November 1962 Radio-Electronics Cover - RF Cafe[Table of Contents]

Wax nostalgic about and learn from the history of early electronics. See articles from Radio-Electronics, published 1930-1988. All copyrights hereby acknowledged.

This could be one of those quizzes where common items are shown close-up so they do not look familiar, and the reader's job is to figure out what he's seeing. The montage of micrographs of antimony, cadmium sulfide, germanium etched in argon, and germanium etched in hydrogen, appeared in a 1962 issue of Radio-Electronics magazine. All are elements / compounds currently (at the time and now) being researched and used in semiconductors. Knowledge of semiconductor physics has multiplied exponentially in the succeeding six decades (hard to believe that much time has passed). The Massachusetts Institute of Technology's (MIT) Lincoln Laboratory did the work shown here.
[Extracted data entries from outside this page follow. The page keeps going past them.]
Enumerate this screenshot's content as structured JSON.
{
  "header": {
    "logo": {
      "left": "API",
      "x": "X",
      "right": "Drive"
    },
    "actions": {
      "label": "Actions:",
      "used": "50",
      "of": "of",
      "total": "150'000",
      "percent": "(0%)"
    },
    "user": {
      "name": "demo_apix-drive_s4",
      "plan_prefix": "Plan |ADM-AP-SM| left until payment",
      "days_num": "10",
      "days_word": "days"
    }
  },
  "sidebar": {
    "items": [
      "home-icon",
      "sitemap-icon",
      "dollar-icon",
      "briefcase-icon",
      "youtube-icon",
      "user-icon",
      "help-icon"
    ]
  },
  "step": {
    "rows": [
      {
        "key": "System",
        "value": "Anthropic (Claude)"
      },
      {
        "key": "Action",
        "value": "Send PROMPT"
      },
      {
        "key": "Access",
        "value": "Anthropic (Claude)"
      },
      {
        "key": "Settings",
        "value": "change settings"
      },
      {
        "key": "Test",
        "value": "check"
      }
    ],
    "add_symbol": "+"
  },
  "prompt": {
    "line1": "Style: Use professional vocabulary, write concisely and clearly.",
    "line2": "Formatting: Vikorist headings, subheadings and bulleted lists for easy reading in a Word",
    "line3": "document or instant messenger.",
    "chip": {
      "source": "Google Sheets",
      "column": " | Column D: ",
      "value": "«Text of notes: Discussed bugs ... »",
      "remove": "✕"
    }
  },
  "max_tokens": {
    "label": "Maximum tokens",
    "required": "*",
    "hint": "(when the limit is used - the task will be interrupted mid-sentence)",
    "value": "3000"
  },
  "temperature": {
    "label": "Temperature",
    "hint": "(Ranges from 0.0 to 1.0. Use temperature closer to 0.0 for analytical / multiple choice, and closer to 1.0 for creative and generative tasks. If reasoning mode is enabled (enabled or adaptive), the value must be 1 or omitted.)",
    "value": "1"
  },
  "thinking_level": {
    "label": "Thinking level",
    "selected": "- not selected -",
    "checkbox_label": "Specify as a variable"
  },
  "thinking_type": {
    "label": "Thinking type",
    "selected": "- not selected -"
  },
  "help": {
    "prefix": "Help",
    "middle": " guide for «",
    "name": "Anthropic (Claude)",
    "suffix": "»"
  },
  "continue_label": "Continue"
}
Semiconductors Sit for Their Portraits

Semiconductors Sit for Their Portraits, November 1962 Radio-Electronics - RF CafeThese are microphotographs of semiconductor surfaces. Made in M.I.T.'s Lincoln Laboratory by Harry H. Ehlers of the Electronics Materials Group, they are as useful to metallurgists and solid state physicists as they are attractive. Magnification of 200 times or more makes it possible to study many important phenomena in electronic materials, including the presence and orientation of grain, identification of lattice defects, noting the presence of precipitates, and others.

The photo to the top left is of a film of antimony 1,500 Angstroms thick.

At top right is on etched cadmium sulfide surface; at bottom left, a germanium surface etched in argon at high temperatures, and at bottom right a germanium surface etched in hydrogen.